Summer doesn’t officially start until the Summer Solstice next month, but you wouldn’t know it from the heat around here this past week.
The City has been getting ready for summer. A number of projects are nearing completion or well underway:
The new shade structures in Sims Park are up. Now all we need to do is re-sod the concert circle and we will be ready for all of the summer events.
Also in Sims Park, we have the second video screen installed. Staff plans to test it and light it up this coming week. Combined with the two new shade structures, there won’t be a bad seat in the house for the Parks and Recreation Department’s Summer Concert Series. The first concert will be a Beach Boy’s Tribute on June 3rd. I hope to see you there.
The other big change downtown is the replacement of the Drake Elms with Chinese Fan Palms.
I’m not sorry to see the elms go. I’ve been cleaning up after the elms for years. They are dirty trees that don’t provide any appreciable shade. The trees that are suitable for relocation will be headed down to the right of way on Grand, near Cecilia, and on Main Street, on the curve just west of Congress. I think both locations will be much better for them.
I am not a fan of palm trees, but I have to admit that the new palms give the downtown a fresh look.

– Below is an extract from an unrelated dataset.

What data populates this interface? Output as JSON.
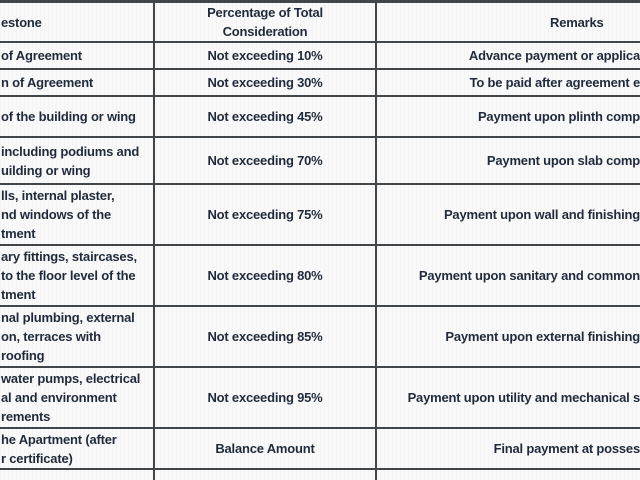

The palms have been installed on Grand south of Main and they are currently going in at my end of Grand, just south of Orange Lake.
They will be installed on Main Street between Bank and Adams over the course of the next couple of weeks.
Temporary barriers are already up, but the official groundbreaking for the Rec. Center expansion is scheduled for 11:30 on Wednesday the 31st. This project is the first investment in the Rec Center in a decade and it is long overdue.
Also on Wednesday, we will have our second workshop on Medical Marijuana at 6:00pm in the City Council Chambers. It should be an interesting meeting. Many supporters of medical marijuana are quite passionate about the topic and I expect that we will also hear from representatives of the companies that look to profit from the sale of medical marijuana. Any plans we put in place in New Port Richey are complicated by the fact that the Florida Legislature failed to pass legislation to implement Amendment 2.
You can look forward to street improvements on Madison and Congress this summer, along with a much delayed cleanup of Orange Lake. The Orange Lake project is funded in part with funds from the BP Oil Spill.
There are lots of exciting things in progress in New Port Richey. Stay tuned.
Rob Marlowe, Mayor
Jon Tietz says
When you say that the Drake Elms are “dirty trees that provide no appreciable shade” it makes me wonder…
The only reason you’d be doing any cleanup at all is:
1) poor maintenance from city staff (which I’ve looked at those trees and they were poorly or not at all pruned.
2) whomever selected the trees did a poor job Drake Elms are known as one of the “cleanest” types of trees in this zone, up there with Gumbo Limbo.
The palms are a bad move, and just part of a rotating cycle of NPR spending the same money over and over on trees downtown for little or no reason. You will see the same cleanup issues because city staff aren’t going to suddenly improve their maintenance schedule.
There are lots of areas where the city has spent a lot of money on landscaping only to have it die months later from poor maintenance.
Rob Marlowe says
Drake Elms peel like they have leprosy. They shed leaves more or less continuously. The tiny little leaves were blowing in UNDER our doors, even doors that are never open. Definitely dirty. When they are not shedding leaves, they are bare, providing little or no shade. I’m not a fan of the palms, but they DO look better in the downtown. I haven’t been down to South Grand yet, but I understand the Drake Elms look quite nice down there.
Jon Tietz says
Well there was a 30% loss rate expected on those elms, so 30% of the money was tossed out…
It’s likely that the selection of Elms was a bad idea–I have three in my yard and they drop nothing. I’ve read that if you don’t know what you’re looking at you can get un-grafted varieties which are actually a different type of tree but look similar.
I don’t know enough about them to identify that other variety, but I would assume that’s what happened.
Also, yes, they will go bare in the winter unless certain conditions are met. They need ample water and appropriate pruning in order to remain healthy enough to keep their leaves. Also they’d have to be the right and healthiest selection at the start. The palms cast no shade year round, so…
In the end we should be selecting native trees and doing appropriate maintenance on them.